Morning-After Pills Don’t Cause Abortion, Studies Say
One hypothesis on how Plan B works was by preventing implantation post fertilization - however recent findings show that’s not the case, it works through preventing ovulation.
For years, scientists knew the pills, particularly Plan B, were highly effective in preventing pregnancy after unprotected sex but weren’t exactly sure how they managed that. “It wasn’t really clear whether it worked before ovulation or after ovulation,” says Wood.
Scientists did know the drug worked primarily by preventing ovulation. It stops an egg from being released from a woman’s ovary and thus prevents any chance of fertilization and pregnancy. But they also thought the drug might make it more difficult for a fertilized egg to implant in a woman’s uterus.
Technically, that’s not an abortion, says Wood.
“We know that about half of fertilized eggs never stick around. They just pass out of the woman’s body,” she says. “An abortifacient is something that interrupts an established pregnancy.”

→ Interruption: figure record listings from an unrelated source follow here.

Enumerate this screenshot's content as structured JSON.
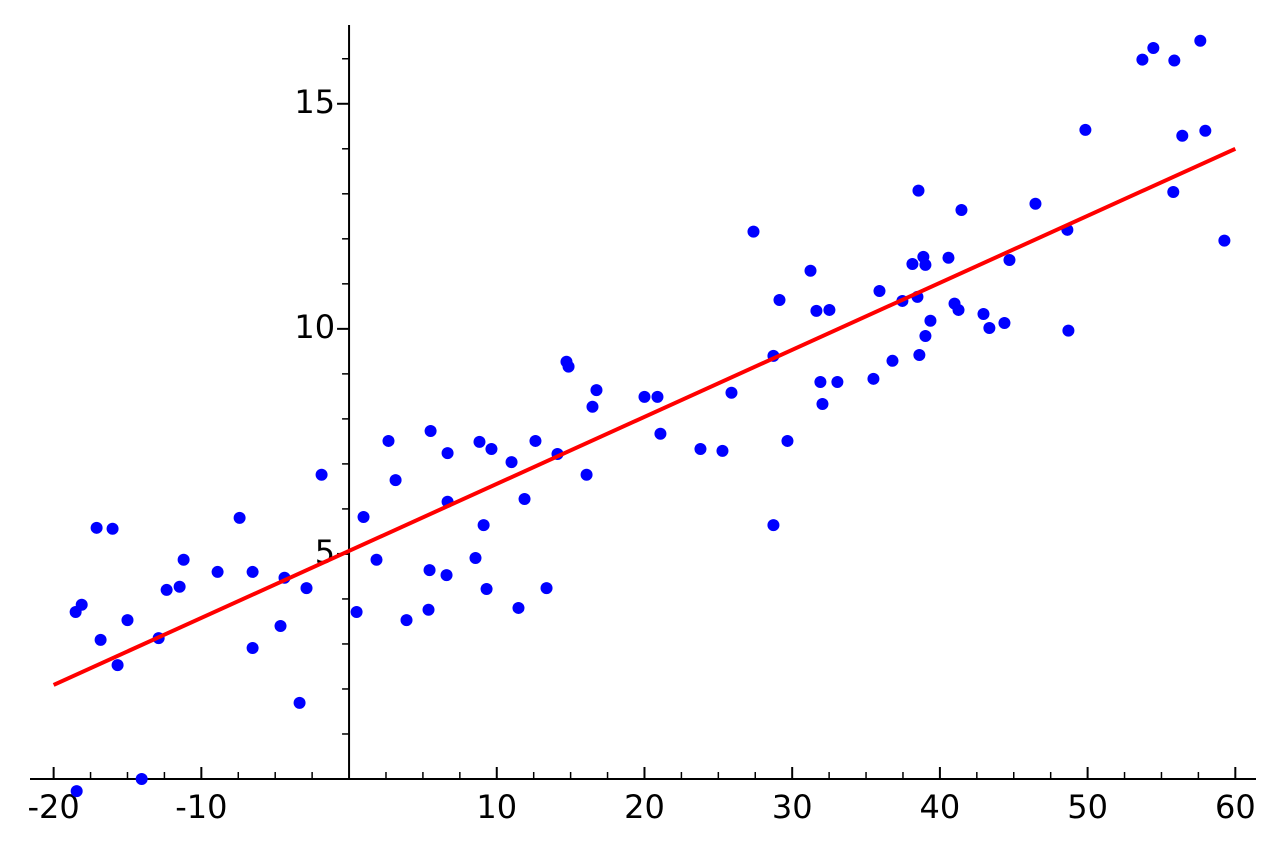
{
  "chart_data": {
    "type": "scatter",
    "xlim": [
      -21.6,
      61.4
    ],
    "ylim": [
      0,
      16.75
    ],
    "xticks": [
      -20,
      -10,
      10,
      20,
      30,
      40,
      50,
      60
    ],
    "yticks": [
      5,
      10,
      15
    ],
    "xminorticks": [
      -17.5,
      -15,
      -12.5,
      -7.5,
      -5,
      -2.5,
      2.5,
      5,
      7.5,
      12.5,
      15,
      17.5,
      22.5,
      25,
      27.5,
      32.5,
      35,
      37.5,
      42.5,
      45,
      47.5,
      52.5,
      55,
      57.5
    ],
    "yminorticks": [
      1,
      2,
      3,
      4,
      6,
      7,
      8,
      9,
      11,
      12,
      13,
      14,
      16
    ],
    "series": [
      {
        "type": "scatter",
        "color": "#0000ff",
        "x": [
          -18.44,
          -18.51,
          -18.1,
          -17.09,
          -16.82,
          -16.01,
          -15.67,
          -15.0,
          -14.04,
          -12.89,
          -12.35,
          -11.47,
          -11.2,
          -8.9,
          -7.41,
          -6.53,
          -6.53,
          -4.64,
          -4.37,
          -3.35,
          -2.88,
          -1.86,
          0.51,
          0.98,
          1.86,
          2.67,
          3.15,
          3.89,
          5.38,
          5.45,
          5.52,
          6.6,
          6.67,
          6.67,
          8.56,
          8.83,
          9.11,
          9.31,
          9.64,
          11.0,
          11.47,
          11.88,
          12.62,
          13.37,
          14.11,
          14.72,
          14.86,
          16.08,
          16.48,
          16.75,
          20.0,
          20.88,
          21.08,
          23.79,
          25.28,
          25.89,
          27.38,
          28.73,
          28.73,
          29.14,
          29.68,
          31.24,
          31.64,
          31.91,
          32.05,
          32.52,
          33.06,
          35.5,
          35.91,
          36.79,
          37.46,
          38.14,
          38.48,
          38.55,
          38.61,
          38.88,
          39.02,
          39.02,
          39.36,
          40.58,
          40.99,
          41.26,
          41.46,
          42.95,
          43.35,
          44.37,
          44.71,
          46.47,
          48.63,
          48.7,
          49.85,
          53.71,
          54.45,
          55.87,
          55.8,
          56.41,
          57.63,
          57.97,
          59.26
        ],
        "values": [
          -0.27,
          3.71,
          3.87,
          5.58,
          3.09,
          5.56,
          2.53,
          3.53,
          0.0,
          3.13,
          4.2,
          4.27,
          4.87,
          4.6,
          5.8,
          4.6,
          2.91,
          3.4,
          4.47,
          1.69,
          4.24,
          6.76,
          3.71,
          5.82,
          4.87,
          7.51,
          6.64,
          3.53,
          3.76,
          4.64,
          7.73,
          4.53,
          7.24,
          6.16,
          4.91,
          7.49,
          5.64,
          4.22,
          7.33,
          7.04,
          3.8,
          6.22,
          7.51,
          4.24,
          7.22,
          9.27,
          9.16,
          6.76,
          8.27,
          8.64,
          8.49,
          8.49,
          7.67,
          7.33,
          7.29,
          8.58,
          12.16,
          5.64,
          9.4,
          10.64,
          7.51,
          11.29,
          10.4,
          8.82,
          8.33,
          10.42,
          8.82,
          8.89,
          10.84,
          9.29,
          10.62,
          11.44,
          10.71,
          13.07,
          9.42,
          11.6,
          11.42,
          9.84,
          10.18,
          11.58,
          10.56,
          10.42,
          12.64,
          10.33,
          10.02,
          10.13,
          11.53,
          12.78,
          12.2,
          9.96,
          14.42,
          15.98,
          16.24,
          15.96,
          13.04,
          14.29,
          16.4,
          14.4,
          11.96
        ]
      },
      {
        "type": "line",
        "color": "#ff0000",
        "x": [
          -20,
          60
        ],
        "values": [
          2.09,
          14.0
        ]
      }
    ]
  }
}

But people like Rudd worry that even if what the drugs do is not technically abortion, it’s still objectionable if it happens after fertilization.
But it turns out, at least when it comes to Plan B, there is now fairly definitive research that shows the only way it works is by preventing ovulation, and therefore, fertilization.
“We’ve learned a lot about how these drugs work,” says Diana Blithe, a biochemist and contraceptive researcher at the National Institute of Child Health and Human Development. “I think it’s time to revise our speculations about how things might work in view of data that show how things do work.”
For example, says Blithe, a study published just last year led the International Federation of Gynecology and Obstetrics to declare that Plan B does not inhibit implantation. And some abortion opponents in the medical community are beginning to accept that conclusion.
“Up until recently I would not prescribe the Plan B product because we didn’t have enough science to say it doesn’t have a post-fertilization effect,” says Rudd. “Now, I’m becoming — sitting on the fence with that.”